1. SOUNDBITE (English) Sen. Joe Manchin, (D) West Virginia
"It seems like every few months that we're learning something new about the problem. First, it was the MCAS system that existed at all. We didn't know about that, it wasn't even included in the pilots manual. Second, we learn that changes were made to the MCAS system late in the design process and made the system more powerful, allowing it to push the nose down much more aggressively. Even so this system relied on a single sensor and had no redundancy. Third, we learned the FAA never performed its own assessments of the system, and in fact that had delegated much of its oversight to the Boeing company."
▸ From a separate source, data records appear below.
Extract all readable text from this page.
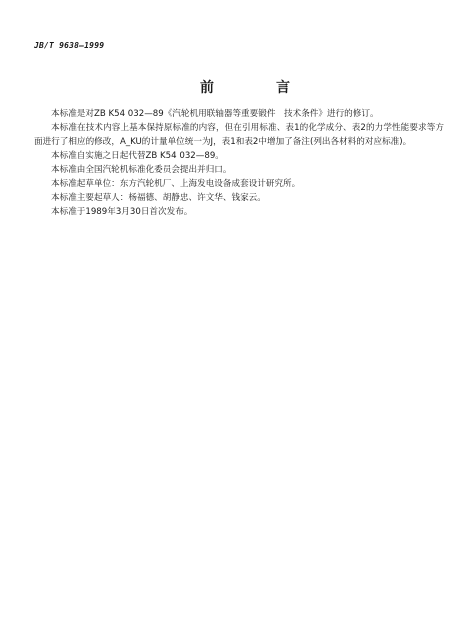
JB/T 9638—1999
前　言

本标准是对ZB K54 032—89《汽轮机用联轴器等重要锻件　技术条件》进行的修订。

本标准在技术内容上基本保持原标准的内容，但在引用标准、表1的化学成分、表2的力学性能要求等方面进行了相应的修改，A_KU的计量单位统一为J，表1和表2中增加了备注(列出各材料的对应标准)。

本标准自实施之日起代替ZB K54 032—89。

本标准由全国汽轮机标准化委员会提出并归口。

本标准起草单位：东方汽轮机厂、上海发电设备成套设计研究所。

本标准主要起草人：杨福德、胡静忠、许文华、钱家云。

本标准于1989年3月30日首次发布。
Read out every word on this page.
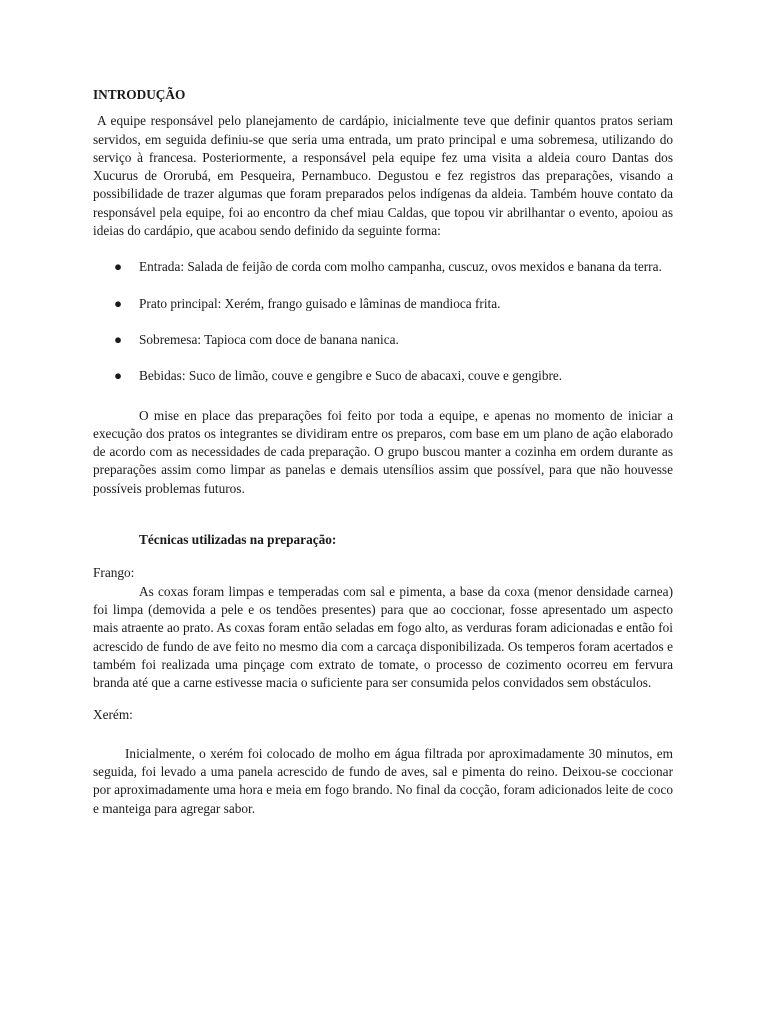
INTRODUÇÃO

A equipe responsável pelo planejamento de cardápio, inicialmente teve que definir quantos pratos seriam servidos, em seguida definiu-se que seria uma entrada, um prato principal e uma sobremesa, utilizando do serviço à francesa. Posteriormente, a responsável pela equipe fez uma visita a aldeia couro Dantas dos Xucurus de Ororubá, em Pesqueira, Pernambuco. Degustou e fez registros das preparações, visando a possibilidade de trazer algumas que foram preparados pelos indígenas da aldeia. Também houve contato da responsável pela equipe, foi ao encontro da chef miau Caldas, que topou vir abrilhantar o evento, apoiou as ideias do cardápio, que acabou sendo definido da seguinte forma:

● Entrada: Salada de feijão de corda com molho campanha, cuscuz, ovos mexidos e banana da terra.
● Prato principal: Xerém, frango guisado e lâminas de mandioca frita.
● Sobremesa: Tapioca com doce de banana nanica.
● Bebidas: Suco de limão, couve e gengibre e Suco de abacaxi, couve e gengibre.

O mise en place das preparações foi feito por toda a equipe, e apenas no momento de iniciar a execução dos pratos os integrantes se dividiram entre os preparos, com base em um plano de ação elaborado de acordo com as necessidades de cada preparação. O grupo buscou manter a cozinha em ordem durante as preparações assim como limpar as panelas e demais utensílios assim que possível, para que não houvesse possíveis problemas futuros.

Técnicas utilizadas na preparação:
Frango:

As coxas foram limpas e temperadas com sal e pimenta, a base da coxa (menor densidade carnea) foi limpa (demovida a pele e os tendões presentes) para que ao coccionar, fosse apresentado um aspecto mais atraente ao prato. As coxas foram então seladas em fogo alto, as verduras foram adicionadas e então foi acrescido de fundo de ave feito no mesmo dia com a carcaça disponibilizada. Os temperos foram acertados e também foi realizada uma pinçage com extrato de tomate, o processo de cozimento ocorreu em fervura branda até que a carne estivesse macia o suficiente para ser consumida pelos convidados sem obstáculos.

Xerém:

Inicialmente, o xerém foi colocado de molho em água filtrada por aproximadamente 30 minutos, em seguida, foi levado a uma panela acrescido de fundo de aves, sal e pimenta do reino. Deixou-se coccionar por aproximadamente uma hora e meia em fogo brando. No final da cocção, foram adicionados leite de coco e manteiga para agregar sabor.
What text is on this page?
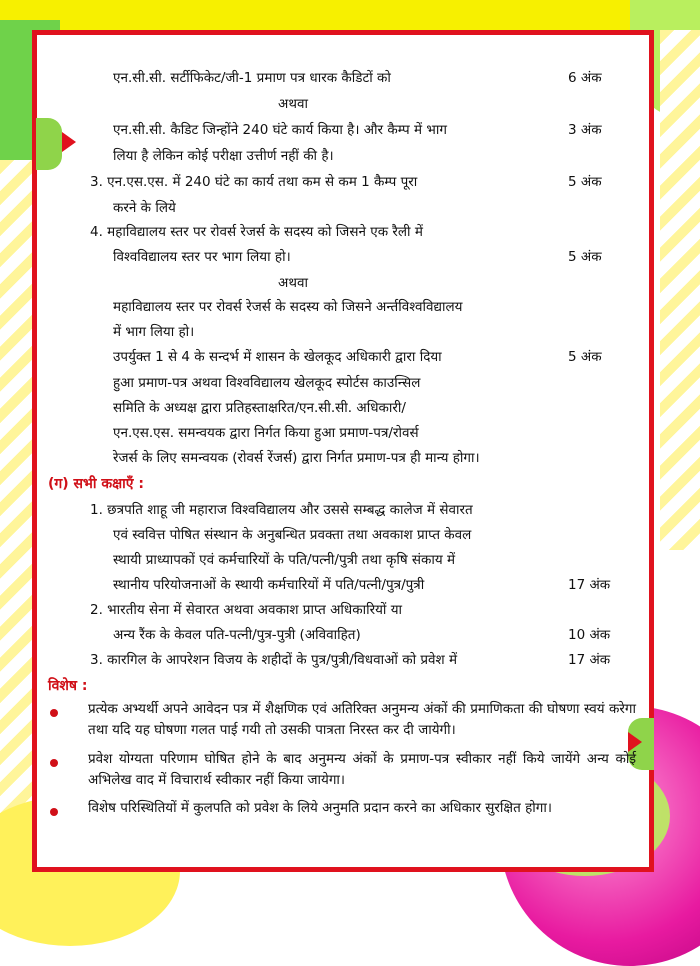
एन.सी.सी. सर्टीफिकेट/जी-1 प्रमाण पत्र धारक कैडिटों को	6 अंक
अथवा
एन.सी.सी. कैडिट जिन्होंने 240 घंटे कार्य किया है। और कैम्प में भाग	3 अंक
लिया है लेकिन कोई परीक्षा उत्तीर्ण नहीं की है।
3. एन.एस.एस. में 240 घंटे का कार्य तथा कम से कम 1 कैम्प पूरा	5 अंक
करने के लिये
4. महाविद्यालय स्तर पर रोवर्स रेजर्स के सदस्य को जिसने एक रैली में
विश्वविद्यालय स्तर पर भाग लिया हो।	5 अंक
अथवा
महाविद्यालय स्तर पर रोवर्स रेजर्स के सदस्य को जिसने अर्न्तविश्वविद्यालय
में भाग लिया हो।
उपर्युक्त 1 से 4 के सन्दर्भ में शासन के खेलकूद अधिकारी द्वारा दिया	5 अंक
हुआ प्रमाण-पत्र अथवा विश्वविद्यालय खेलकूद स्पोर्टस काउन्सिल
समिति के अध्यक्ष द्वारा प्रतिहस्ताक्षरित/एन.सी.सी. अधिकारी/
एन.एस.एस. समन्वयक द्वारा निर्गत किया हुआ प्रमाण-पत्र/रोवर्स
रेजर्स के लिए समन्वयक (रोवर्स रेंजर्स) द्वारा निर्गत प्रमाण-पत्र ही मान्य होगा।
(ग) सभी कक्षाएँ :
1. छत्रपति शाहू जी महाराज विश्वविद्यालय और उससे सम्बद्ध कालेज में सेवारत
एवं स्ववित्त पोषित संस्थान के अनुबन्धित प्रवक्ता तथा अवकाश प्राप्त केवल
स्थायी प्राध्यापकों एवं कर्मचारियों के पति/पत्नी/पुत्री तथा कृषि संकाय में
स्थानीय परियोजनाओं के स्थायी कर्मचारियों में पति/पत्नी/पुत्र/पुत्री	17 अंक
2. भारतीय सेना में सेवारत अथवा अवकाश प्राप्त अधिकारियों या
अन्य रैंक के केवल पति-पत्नी/पुत्र-पुत्री (अविवाहित)	10 अंक
3. कारगिल के आपरेशन विजय के शहीदों के पुत्र/पुत्री/विधवाओं को प्रवेश में	17 अंक
विशेष :
प्रत्येक अभ्यर्थी अपने आवेदन पत्र में शैक्षणिक एवं अतिरिक्त अनुमन्य अंकों की प्रमाणिकता की घोषणा स्वयं करेगा तथा यदि यह घोषणा गलत पाई गयी तो उसकी पात्रता निरस्त कर दी जायेगी।
प्रवेश योग्यता परिणाम घोषित होने के बाद अनुमन्य अंकों के प्रमाण-पत्र स्वीकार नहीं किये जायेंगे अन्य कोई अभिलेख वाद में विचारार्थ स्वीकार नहीं किया जायेगा।
विशेष परिस्थितियों में कुलपति को प्रवेश के लिये अनुमति प्रदान करने का अधिकार सुरक्षित होगा।
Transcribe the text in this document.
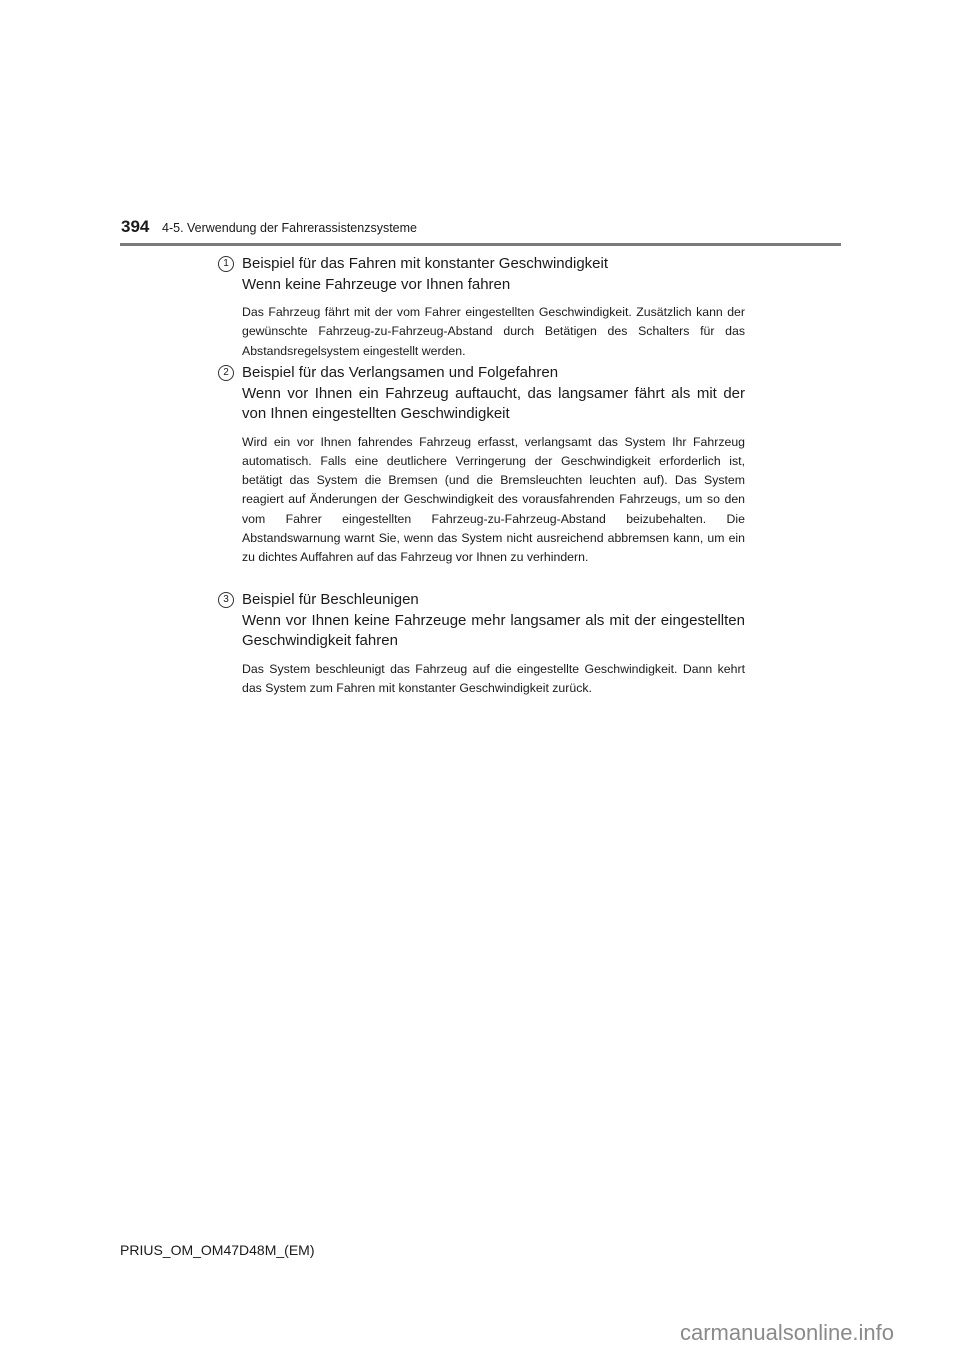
394 4-5. Verwendung der Fahrerassistenzsysteme
1 Beispiel für das Fahren mit konstanter Geschwindigkeit
Wenn keine Fahrzeuge vor Ihnen fahren
Das Fahrzeug fährt mit der vom Fahrer eingestellten Geschwindigkeit. Zusätzlich kann der gewünschte Fahrzeug-zu-Fahrzeug-Abstand durch Betätigen des Schalters für das Abstandsregelsystem eingestellt werden.
2 Beispiel für das Verlangsamen und Folgefahren
Wenn vor Ihnen ein Fahrzeug auftaucht, das langsamer fährt als mit der von Ihnen eingestellten Geschwindigkeit
Wird ein vor Ihnen fahrendes Fahrzeug erfasst, verlangsamt das System Ihr Fahrzeug automatisch. Falls eine deutlichere Verringerung der Geschwindigkeit erforderlich ist, betätigt das System die Bremsen (und die Bremsleuchten leuchten auf). Das System reagiert auf Änderungen der Geschwindigkeit des vorausfahrenden Fahrzeugs, um so den vom Fahrer eingestellten Fahrzeug-zu-Fahrzeug-Abstand beizubehalten. Die Abstandswarnung warnt Sie, wenn das System nicht ausreichend abbremsen kann, um ein zu dichtes Auffahren auf das Fahrzeug vor Ihnen zu verhindern.
3 Beispiel für Beschleunigen
Wenn vor Ihnen keine Fahrzeuge mehr langsamer als mit der eingestellten Geschwindigkeit fahren
Das System beschleunigt das Fahrzeug auf die eingestellte Geschwindigkeit. Dann kehrt das System zum Fahren mit konstanter Geschwindigkeit zurück.
PRIUS_OM_OM47D48M_(EM)
carmanualsonline.info
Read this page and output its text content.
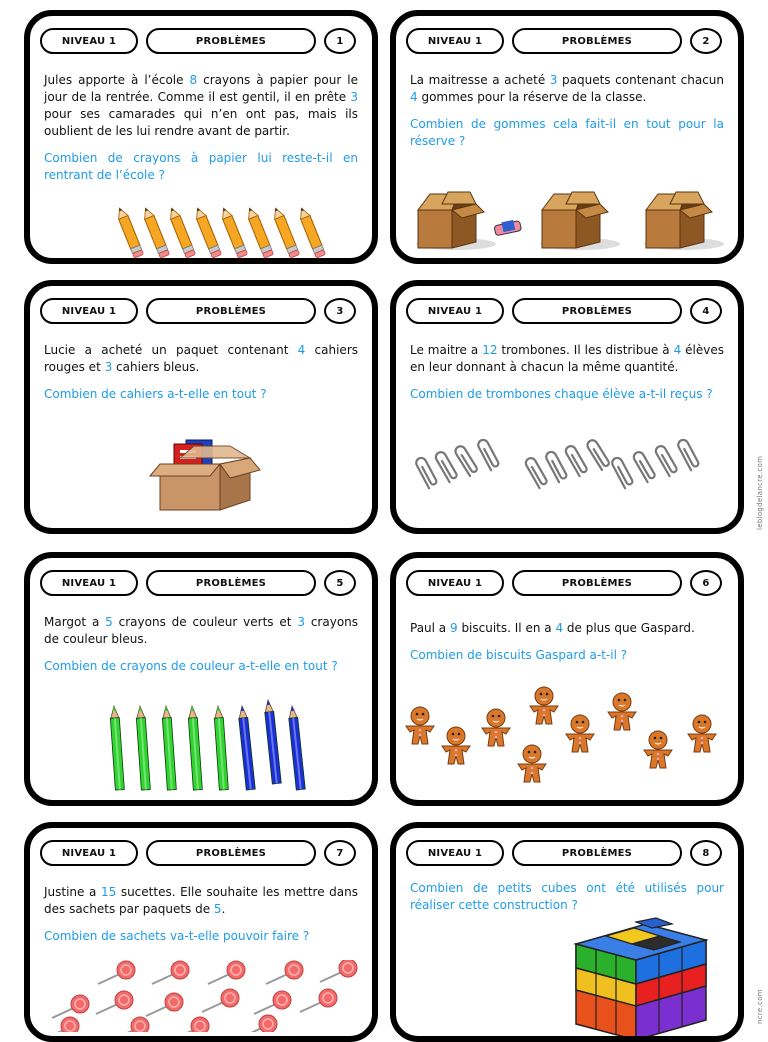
NIVEAU 1	PROBLÈMES	1
Jules apporte à l’école 8 crayons à papier pour le jour de la rentrée. Comme il est gentil, il en prête 3 pour ses camarades qui n’en ont pas, mais ils oublient de les lui rendre avant de partir.
Combien de crayons à papier lui reste-t-il en rentrant de l’école ?
NIVEAU 1	PROBLÈMES	2
La maitresse a acheté 3 paquets contenant chacun 4 gommes pour la réserve de la classe.
Combien de gommes cela fait-il en tout pour la réserve ?
NIVEAU 1	PROBLÈMES	3
Lucie a acheté un paquet contenant 4 cahiers rouges et 3 cahiers bleus.
Combien de cahiers a-t-elle en tout ?
NIVEAU 1	PROBLÈMES	4
Le maitre a 12 trombones. Il les distribue à 4 élèves en leur donnant à chacun la même quantité.
Combien de trombones chaque élève a-t-il reçus ?
NIVEAU 1	PROBLÈMES	5
Margot a 5 crayons de couleur verts et 3 crayons de couleur bleus.
Combien de crayons de couleur a-t-elle en tout ?
NIVEAU 1	PROBLÈMES	6
Paul a 9 biscuits. Il en a 4 de plus que Gaspard.
Combien de biscuits Gaspard a-t-il ?
NIVEAU 1	PROBLÈMES	7
Justine a 15 sucettes. Elle souhaite les mettre dans des sachets par paquets de 5.
Combien de sachets va-t-elle pouvoir faire ?
NIVEAU 1	PROBLÈMES	8
Combien de petits cubes ont été utilisés pour réaliser cette construction ?
leblogdelancre.com
ncre.com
2. SOUNDBITE (English) Ali Bahrami, FAA Assoc. Administrator for Aviation Safety
"Knowing what we know today and what Acting Administrator Elwell has said, we should have included more description in the computer-based training in order to explain what, what MCAS is, and what what it'll do."
3. SOUNDBITE (English) Carl Burleson, FAA Acting Deputy Administrator
"The process of delegation is longstanding and has, again, been a critical part of producing the safety record we have in the United States. I will say it doesn't mean that it's perfect. It doesn't mean that each decision we've made has always been perfect. But I do think the fundamental process of how we went about certifying the (737) Max was sound."
4. SOUNDBITE (English) Sen. Susan Collins, (R) Maine, Appropriations Subcommittee Chairwoman
"What troubles me about this is, if the agency's own analysis found MCAS to be an unacceptable risk, why did the FAA not take immediate action to address those risks?"
5. SOUNDBITE (English) Ali Bahrami, FAA Assoc. Administrator for Aviation Safety
"We knew that eventual solution would be to have the modification. And based on our risk assessment we felt that this we had sufficient time to be able to do the modification and get the final fix."
6. SOUNDBITE: (English) Sen. Joe Manchin (D) West Virginia
"I'm not getting on the 737 Max until I see the president of Boeing and all his and hers associates be on that plane first and fly for any substantial time."
Members of a Senate subcommittee clashed with Federal Aviation Administration officials Wednesday, contending the agency was too deferential to Boeing in approving the 737 Max airliner.
Senators cited newspaper reports of lax oversight as the jet and flight control software called MCAS were developed. The software, which points the plane's nose down to avoid an aerodynamic stall, has been implicated in two deadly crashes.
"This was a complex plane," said Democratic Sen. Joe Manchin, a pilot himself.
"You hung new engines all you did a lot of different things with a software system that wasn't even mentioned in the pilots manual," he said.
"Yet the FAA agreed that pilots only needed an hour of iPad training to get up to speed," he said.
Lawmakers asked officials about a report in The Wall Street Journal that the FAA let Boeing do an interim fix after an Indonesian Lion Air Max crashed in October, even though an analysis showed a risk of a similar cockpit emergency happening again.
The agency instead notified pilots about how to turn off MCAS and waited for a safer, more permanent fix of the software from Boeing.
The Lion Air crash was followed in March by the crash of an Ethiopian Airlines Max, with a total of 346 people dying in both.
"What troubles me about this is if the agency's own analysis has found MCAS to be an unacceptable risk, why did the FAA not take immediate action to address those risks?" asked Republican Sen. Susan Collins of Maine, the chairwoman of the subcommittee.
FAA Associate Administrator for Aviation Safety Ali Bahrami told lawmakers that interim fix after the Lion Air crash was reviewed by FAA engineers and in line with normal practices. In the Indonesia crash, actions of the pilots played a significant role, Bahrami said, making it most urgent to tell pilots about the proper procedures to disable MCAS.
"I'm not getting on the 737 MAX until I see the president of Boeing and all his and hers associates be on that plane first and fly for any substantial time," Manchin said.